MAO ZEDONG HAS BEEN DEAD for 30 years, but he continues to cast a considerable shadow over the state he founded, the People's Republic of China. Both his preserved corpse and a giant portrait of him continue to occupy positions of honor in Tiananmen Square in the center of Beijing. That's no accident, since today's rulers still trace whatever legitimacy they possess back to the institutions created by the Great Helmsman. Hu Jintao is president, after all, not because he won the votes of most Chinese but because he won the votes of the most influential members of the Communist party's inner circle.

In many ways, of course, particularly in the economic sphere, today's China bears scant resemblance to the one Mao left behind in 1976. But even as a pragmatic philosophy of "market-Leninism" has taken hold, there has never been a real repudiation of Mao. The official line has remained the one laid out in 1981 by Deng Xiaoping (who was raised to the heights of power by Mao, purged, and then rehabilitated)--that Mao was "70 percent right, 30 percent wrong."
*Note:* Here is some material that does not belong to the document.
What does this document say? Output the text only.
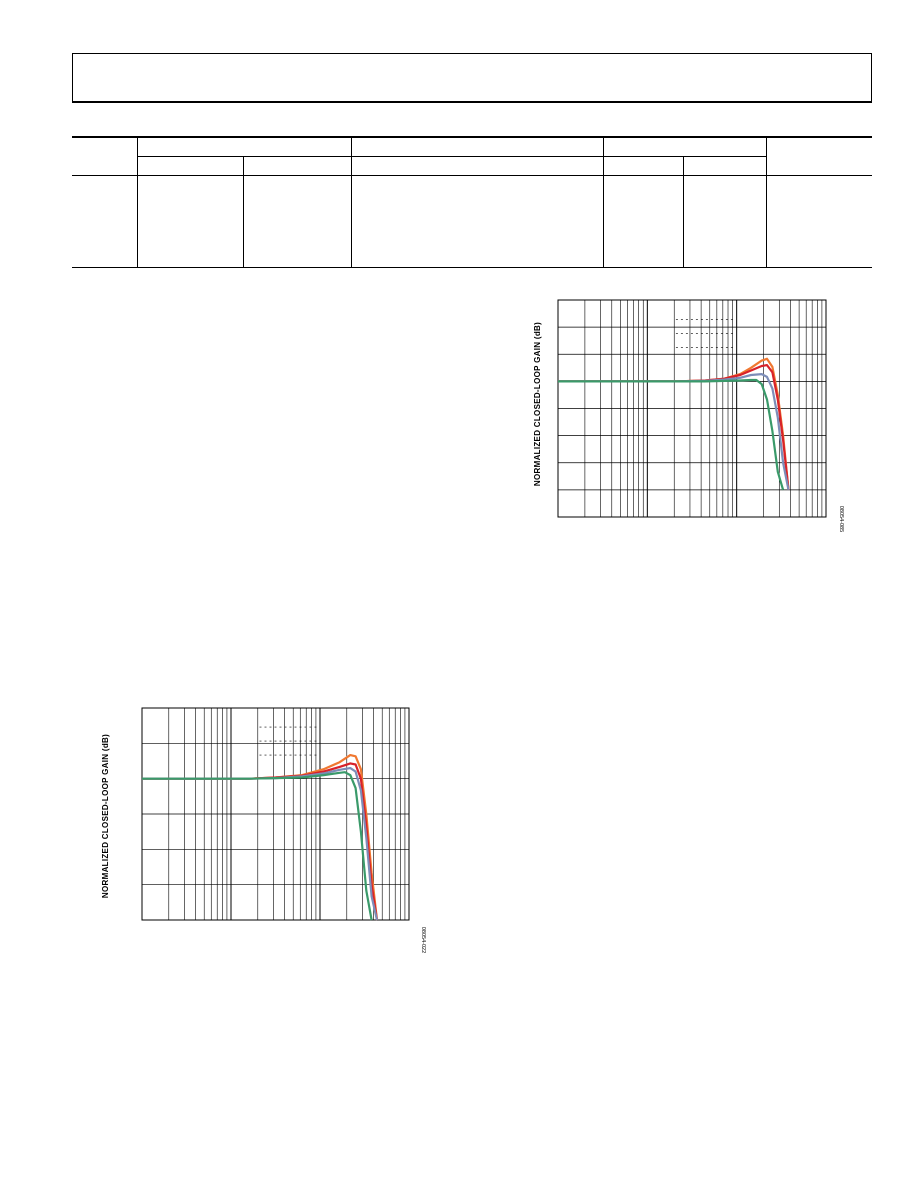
NORMALIZED CLOSED-LOOP GAIN (dB)
08054-085
NORMALIZED CLOSED-LOOP GAIN (dB)
08054-022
Imagine the scandal if a postwar German leader had said that Hitler was "70 percent right." Or if a current leader of Cambodia said the same thing about Pol Pot. Yet, in spite of being responsible for more peacetime deaths (an estimated 70 million) than the other great monsters of the 20th century, Mao has, at least until recently, occupied a different place in Western opinion. Wearing a Mao button or T-shirt is still seen in some quarters as kitschy fun in a way that a tribute to Hitler or Stalin would not be. There's even a bestselling business book called The Little Red Book of Selling. Don't look for the Mein Kampf of Investing anytime soon.